BTW, unless you have read every part of the PD and the subsequent amendments to the PD (which happens often), you cannot consider yourself fully informed as to the legally permissible uses. Central Florida municipalities are very familiar with this type of property and never would have allowed it to operate in this fashion if it were not legally permissible. It's not like some 3 unit landlord that gets away with some shenanigans, these are well-known property types with professional operators.
 
This is a far-fetched assumption.

The lending agent was contacted and indicated that the VA guaranteed loan would not and could not be made for such property.
 
I seriously doubt there is an issue with the zoning.
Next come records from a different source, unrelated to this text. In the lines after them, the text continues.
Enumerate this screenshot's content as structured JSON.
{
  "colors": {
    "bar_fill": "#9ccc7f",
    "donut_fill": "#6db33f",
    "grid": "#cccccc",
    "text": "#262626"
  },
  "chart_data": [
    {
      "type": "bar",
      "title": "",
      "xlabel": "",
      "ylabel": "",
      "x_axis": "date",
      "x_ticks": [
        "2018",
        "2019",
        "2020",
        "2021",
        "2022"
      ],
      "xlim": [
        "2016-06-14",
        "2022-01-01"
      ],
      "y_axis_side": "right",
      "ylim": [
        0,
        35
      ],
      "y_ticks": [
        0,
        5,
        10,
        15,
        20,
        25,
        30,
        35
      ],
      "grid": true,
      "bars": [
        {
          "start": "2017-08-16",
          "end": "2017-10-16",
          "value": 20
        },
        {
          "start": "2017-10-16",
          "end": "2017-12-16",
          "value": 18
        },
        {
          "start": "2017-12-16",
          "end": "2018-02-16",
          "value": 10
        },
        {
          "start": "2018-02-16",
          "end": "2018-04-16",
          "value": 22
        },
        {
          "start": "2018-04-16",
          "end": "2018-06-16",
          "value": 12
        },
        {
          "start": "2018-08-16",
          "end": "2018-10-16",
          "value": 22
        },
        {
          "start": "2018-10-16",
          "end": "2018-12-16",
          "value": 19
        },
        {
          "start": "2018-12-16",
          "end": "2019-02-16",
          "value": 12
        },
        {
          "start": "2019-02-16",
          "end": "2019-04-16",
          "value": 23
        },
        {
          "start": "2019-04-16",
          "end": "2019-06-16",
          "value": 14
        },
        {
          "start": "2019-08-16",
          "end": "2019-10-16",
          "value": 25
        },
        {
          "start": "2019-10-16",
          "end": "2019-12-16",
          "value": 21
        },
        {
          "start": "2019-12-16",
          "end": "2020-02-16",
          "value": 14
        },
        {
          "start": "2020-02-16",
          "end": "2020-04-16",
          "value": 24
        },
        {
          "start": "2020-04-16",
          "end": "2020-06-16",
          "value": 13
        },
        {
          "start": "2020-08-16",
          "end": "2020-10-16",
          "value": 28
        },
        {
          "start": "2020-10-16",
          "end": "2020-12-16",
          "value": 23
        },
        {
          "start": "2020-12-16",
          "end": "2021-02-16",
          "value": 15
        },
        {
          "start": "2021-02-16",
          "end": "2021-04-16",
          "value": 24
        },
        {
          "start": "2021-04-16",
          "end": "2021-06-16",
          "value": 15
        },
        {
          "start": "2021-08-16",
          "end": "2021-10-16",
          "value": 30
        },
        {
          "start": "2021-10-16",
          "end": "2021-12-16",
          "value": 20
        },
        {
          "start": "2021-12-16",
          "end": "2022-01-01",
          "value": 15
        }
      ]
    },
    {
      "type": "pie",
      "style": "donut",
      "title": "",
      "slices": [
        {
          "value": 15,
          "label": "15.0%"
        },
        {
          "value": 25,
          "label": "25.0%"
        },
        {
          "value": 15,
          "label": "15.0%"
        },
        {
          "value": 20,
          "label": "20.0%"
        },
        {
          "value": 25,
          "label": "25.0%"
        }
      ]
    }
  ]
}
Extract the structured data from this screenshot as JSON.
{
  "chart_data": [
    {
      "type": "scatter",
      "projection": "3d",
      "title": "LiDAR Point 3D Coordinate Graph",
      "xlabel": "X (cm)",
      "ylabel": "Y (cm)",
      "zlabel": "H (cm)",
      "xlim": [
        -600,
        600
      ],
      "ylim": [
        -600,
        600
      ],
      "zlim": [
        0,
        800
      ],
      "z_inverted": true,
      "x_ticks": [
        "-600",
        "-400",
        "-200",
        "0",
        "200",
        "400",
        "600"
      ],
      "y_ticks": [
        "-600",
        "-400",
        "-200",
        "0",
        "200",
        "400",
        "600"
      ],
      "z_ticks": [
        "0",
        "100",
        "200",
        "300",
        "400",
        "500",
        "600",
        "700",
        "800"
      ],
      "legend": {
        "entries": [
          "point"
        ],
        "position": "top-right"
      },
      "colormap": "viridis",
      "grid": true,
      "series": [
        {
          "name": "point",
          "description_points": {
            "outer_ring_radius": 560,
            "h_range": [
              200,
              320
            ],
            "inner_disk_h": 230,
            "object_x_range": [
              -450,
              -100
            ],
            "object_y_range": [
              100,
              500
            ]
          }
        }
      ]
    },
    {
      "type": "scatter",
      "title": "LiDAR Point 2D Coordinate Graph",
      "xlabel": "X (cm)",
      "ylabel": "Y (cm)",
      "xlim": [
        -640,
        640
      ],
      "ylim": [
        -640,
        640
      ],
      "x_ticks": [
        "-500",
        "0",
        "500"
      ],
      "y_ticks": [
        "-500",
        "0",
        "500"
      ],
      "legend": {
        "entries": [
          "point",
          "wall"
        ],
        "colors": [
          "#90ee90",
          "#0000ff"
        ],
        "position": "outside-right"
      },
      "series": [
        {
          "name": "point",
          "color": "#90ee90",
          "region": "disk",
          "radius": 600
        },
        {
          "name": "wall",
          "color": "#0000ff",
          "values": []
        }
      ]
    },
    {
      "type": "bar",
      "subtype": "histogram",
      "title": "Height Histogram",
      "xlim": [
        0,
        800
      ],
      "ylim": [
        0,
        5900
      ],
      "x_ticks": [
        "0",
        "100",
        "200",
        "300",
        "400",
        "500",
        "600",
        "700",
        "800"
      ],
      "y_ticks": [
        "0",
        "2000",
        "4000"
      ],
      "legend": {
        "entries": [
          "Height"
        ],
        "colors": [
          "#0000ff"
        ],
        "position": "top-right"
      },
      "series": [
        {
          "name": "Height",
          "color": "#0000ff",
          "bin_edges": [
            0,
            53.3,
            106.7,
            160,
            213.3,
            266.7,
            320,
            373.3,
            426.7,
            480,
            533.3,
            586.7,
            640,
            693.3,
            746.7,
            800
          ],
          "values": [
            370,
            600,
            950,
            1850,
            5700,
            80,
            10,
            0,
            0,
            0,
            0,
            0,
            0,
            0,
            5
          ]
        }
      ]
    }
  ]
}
There are likely restrictions from the developer's perspective. To me, it sounds like this should not have qualified for an FHA or VA loan given the requirements for those platforms. You are placing the blame in the wrong area IMO. First the buyer should look in the mirror for someone to blame, then they should reach out to the lender as they never should have lent on the deal.

BTW, unless you have read every part of the PD and the subsequent amendments to the PD (which happens often), you cannot consider yourself fully informed as to the legally permissible uses. Central Florida municipalities are very familiar with this type of property and never would have allowed it to operate in this fashion if it were not legally permissible. It's not like some 3 unit landlord that gets away with some shenanigans, these are well-known property types with professional operators.

I spoke to the boss at zoning and they got legal opinions supporting their position. The approval was for a hotel to be built. It didn't even specify condominium development.
 
I have read about these situations before and some have said a residential appraiser license does not allow them to appraise this type of property.